All wars start way before the first bullet is fired, and the Iraqi war was no exception. A possible starting date might be January 26, 1998, when 18 members of the Project for a New American Century (PNAC), wrote to then-US President Bill Clinton, urging him to use military action to overthrow Saddam. If not, they warned, he would be jeopardizing a sizeable chunk of the world’s oil supply. PNAC’s clout was significant. Ten of its 28 founding members—including such neocon luminaries as Dick Cheney, Donald Rumsfeld, Paul Wolfowitz and Zalmay Khalizad—would go on to serve in the Bush administration
Clinton did not act. He of course did not have the oil background of his successor, George Bush, who within two weeks of his inauguration in January 2001 appointed Cheney head of the Energy Task Force. The former Halliburton CEO went on to hold regular meetings with oil industry representatives and lobbyists and later declared that, “by any estimation, Middle East oil producers will remain central to world security.
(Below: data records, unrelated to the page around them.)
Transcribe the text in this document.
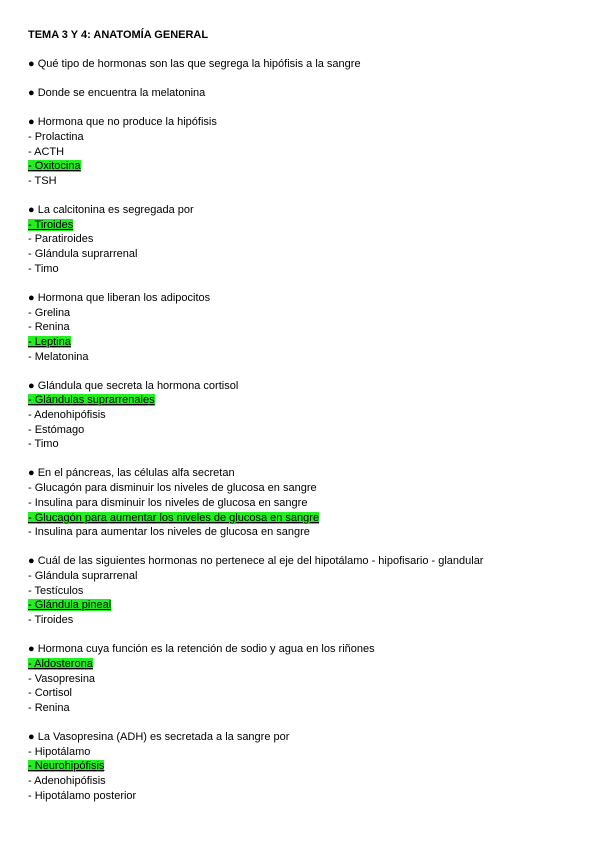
TEMA 3 Y 4: ANATOMÍA GENERAL
● Qué tipo de hormonas son las que segrega la hipófisis a la sangre
● Donde se encuentra la melatonina
● Hormona que no produce la hipófisis
- Prolactina
- ACTH
- Oxitocina
- TSH
● La calcitonina es segregada por
- Tiroides
- Paratiroides
- Glándula suprarrenal
- Timo
● Hormona que liberan los adipocitos
- Grelina
- Renina
- Leptina
- Melatonina
● Glándula que secreta la hormona cortisol
- Glándulas suprarrenales
- Adenohipófisis
- Estómago
- Timo
● En el páncreas, las células alfa secretan
- Glucagón para disminuir los niveles de glucosa en sangre
- Insulina para disminuir los niveles de glucosa en sangre
- Glucagón para aumentar los niveles de glucosa en sangre
- Insulina para aumentar los niveles de glucosa en sangre
● Cuál de las siguientes hormonas no pertenece al eje del hipotálamo - hipofisario - glandular
- Glándula suprarrenal
- Testículos
- Glándula pineal
- Tiroides
● Hormona cuya función es la retención de sodio y agua en los riñones
- Aldosterona
- Vasopresina
- Cortisol
- Renina
● La Vasopresina (ADH) es secretada a la sangre por
- Hipotálamo
- Neurohipófisis
- Adenohipófisis
- Hipotálamo posterior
The Gulf will be a primary focus of US international energy policy.”
The activities of “Team Cheney” were not isolated. As Jane Mayer revealed in The New Yorker, a secret National Security Council memo directed its staff “to cooperate fully” with Cheney’s task force and, specifically, to join “the review of operational policies towards rogue states such as Iraq and actions regarding the capture of new and existing oil and gas fields.”
The US State Department too joined the party, launching the Future of Iraq Project (FIP) 18 months before the war began, a period during which the US administration denied it had any specific war plans for Iraq. Within the FIP, however, experts from Iraq and the US produced 2,000 pages on how to deal with post-war Iraq, stating that the country should be, “opened to international oil companies as quickly as possible after the war.”
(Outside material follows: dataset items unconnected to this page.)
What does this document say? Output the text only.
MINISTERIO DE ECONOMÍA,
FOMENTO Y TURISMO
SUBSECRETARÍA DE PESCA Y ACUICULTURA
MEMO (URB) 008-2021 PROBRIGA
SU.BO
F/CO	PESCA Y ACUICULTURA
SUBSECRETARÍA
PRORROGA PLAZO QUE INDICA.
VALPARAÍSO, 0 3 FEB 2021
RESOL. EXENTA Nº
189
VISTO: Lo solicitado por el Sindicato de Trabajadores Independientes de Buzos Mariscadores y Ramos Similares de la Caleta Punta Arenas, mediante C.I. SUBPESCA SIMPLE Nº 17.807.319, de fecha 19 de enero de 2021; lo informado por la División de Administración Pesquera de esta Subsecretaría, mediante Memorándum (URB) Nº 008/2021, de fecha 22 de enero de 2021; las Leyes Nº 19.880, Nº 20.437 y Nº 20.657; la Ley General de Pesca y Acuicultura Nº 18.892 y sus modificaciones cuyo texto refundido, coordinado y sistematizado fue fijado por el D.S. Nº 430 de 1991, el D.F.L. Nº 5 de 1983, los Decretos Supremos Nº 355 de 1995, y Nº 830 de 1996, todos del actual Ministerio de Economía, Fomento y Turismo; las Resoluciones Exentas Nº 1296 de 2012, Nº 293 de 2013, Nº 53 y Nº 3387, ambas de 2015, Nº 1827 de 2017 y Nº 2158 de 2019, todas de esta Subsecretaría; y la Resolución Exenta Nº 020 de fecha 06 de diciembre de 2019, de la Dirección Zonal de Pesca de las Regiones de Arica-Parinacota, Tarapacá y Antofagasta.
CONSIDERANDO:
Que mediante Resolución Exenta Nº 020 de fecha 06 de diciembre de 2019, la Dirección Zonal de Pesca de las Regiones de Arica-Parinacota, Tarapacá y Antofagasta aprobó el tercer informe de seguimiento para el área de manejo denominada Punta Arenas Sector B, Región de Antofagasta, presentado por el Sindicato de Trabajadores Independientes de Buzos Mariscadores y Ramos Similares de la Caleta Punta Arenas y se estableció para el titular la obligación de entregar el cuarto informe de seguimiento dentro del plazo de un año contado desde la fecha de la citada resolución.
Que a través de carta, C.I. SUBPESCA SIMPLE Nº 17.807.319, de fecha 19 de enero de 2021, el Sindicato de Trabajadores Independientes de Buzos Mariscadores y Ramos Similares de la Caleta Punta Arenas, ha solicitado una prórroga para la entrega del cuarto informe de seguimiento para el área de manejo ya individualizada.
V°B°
Which it was—almost overnight, the US-lead Coalition Provisional Authority turned Iraq into one of the most privatized nations on earth. State-owned enterprises were put up for sale, corporate taxes slashed and foreign firms could enter the market and repatriate profits tax-free. According to the Center for Public Integrity, 15 American companies were awarded contracts worth $50 billion—but not to oil companies.
That might have made things too obvious. It would also have been a violation of the Iraqi constitution. So a new law was needed, a work in progress ever since. To the immense frustration of the Americans, the main Iraqi power brokers have so far been unable to agree on a framework. The Kurds want regional authorities to have the main say, the Sunnis want a strong national authority, and Shi’ites want something in between.
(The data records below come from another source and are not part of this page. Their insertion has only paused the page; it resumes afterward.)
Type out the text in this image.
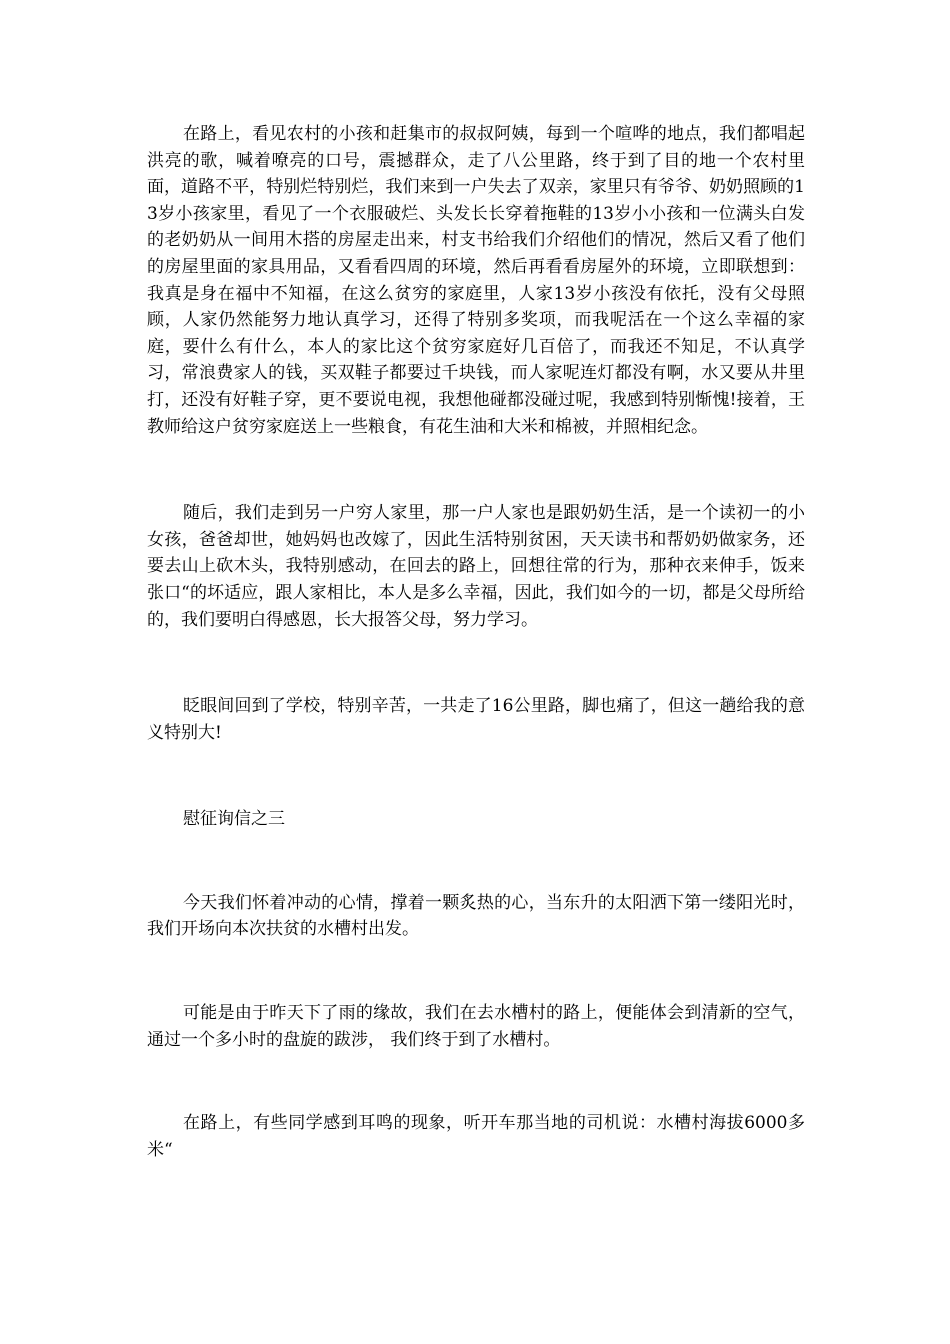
在路上，看见农村的小孩和赶集市的叔叔阿姨，每到一个喧哗的地点，我们都唱起洪亮的歌，喊着嘹亮的口号，震撼群众，走了八公里路，终于到了目的地一个农村里面，道路不平，特别烂特别烂，我们来到一户失去了双亲，家里只有爷爷、奶奶照顾的13岁小孩家里，看见了一个衣服破烂、头发长长穿着拖鞋的13岁小小孩和一位满头白发的老奶奶从一间用木搭的房屋走出来，村支书给我们介绍他们的情况，然后又看了他们的房屋里面的家具用品，又看看四周的环境，然后再看看房屋外的环境，立即联想到：我真是身在福中不知福，在这么贫穷的家庭里，人家13岁小孩没有依托，没有父母照顾，人家仍然能努力地认真学习，还得了特别多奖项，而我呢活在一个这么幸福的家庭，要什么有什么，本人的家比这个贫穷家庭好几百倍了，而我还不知足，不认真学习，常浪费家人的钱，买双鞋子都要过千块钱，而人家呢连灯都没有啊，水又要从井里打，还没有好鞋子穿，更不要说电视，我想他碰都没碰过呢，我感到特别惭愧!接着，王教师给这户贫穷家庭送上一些粮食，有花生油和大米和棉被，并照相纪念。

随后，我们走到另一户穷人家里，那一户人家也是跟奶奶生活，是一个读初一的小女孩，爸爸却世，她妈妈也改嫁了，因此生活特别贫困，天天读书和帮奶奶做家务，还要去山上砍木头，我特别感动，在回去的路上，回想往常的行为，那种衣来伸手，饭来张口“的坏适应，跟人家相比，本人是多么幸福，因此，我们如今的一切，都是父母所给的，我们要明白得感恩，长大报答父母，努力学习。

眨眼间回到了学校，特别辛苦，一共走了16公里路，脚也痛了，但这一趟给我的意义特别大!

慰征询信之三

今天我们怀着冲动的心情，撑着一颗炙热的心，当东升的太阳洒下第一缕阳光时，我们开场向本次扶贫的水槽村出发。

可能是由于昨天下了雨的缘故，我们在去水槽村的路上，便能体会到清新的空气，通过一个多小时的盘旋的跋涉， 我们终于到了水槽村。

在路上，有些同学感到耳鸣的现象，听开车那当地的司机说：水槽村海拔6000多米“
All parties, including the Americans, agree on one thing: the Iraqi oil sector will be open to foreign investors. Fair enough. The shattered Iraqi oil industry is in dire need of a cash injection, some $25 billion over the next five years. The trouble is that any new oil law appears to be heading towards Production Sharing Agreements or PSAs.
In exchange for investments in exploration and production, a PSA allows oil companies to keep revenues until its initial investments are covered. Fair enough … or is it? British oil watchdog Platform has warned how PSAs allow for extremely high profit margins, up to 13 times a company’s minimum target.
Currently just 12% of the world’s oil is governed by PSAs, as they are only used in countries with small or difficult to reach oilfields, or in case of high-risk exploration. In Iraq, however, most fields have been very well documented, oil lies close to the surface and is cheap to extract.
When current Iraqi Vice-President Adel Mahdi first announced the liberalization of the Iraqi oil sector in Washington in 2004, he proclaimed it “very promising to American investors and American enterprise, certainly to oil companies.”
And yet, just days before the first tanks rolled over the Iraqi border, British Prime Minister Tony Blair assured a baying British public that, “Iraqi oil revenues, which people falsely claim we want to seize, should be put in a trust fund for the Iraqi people.” Who was being ignorant and naive?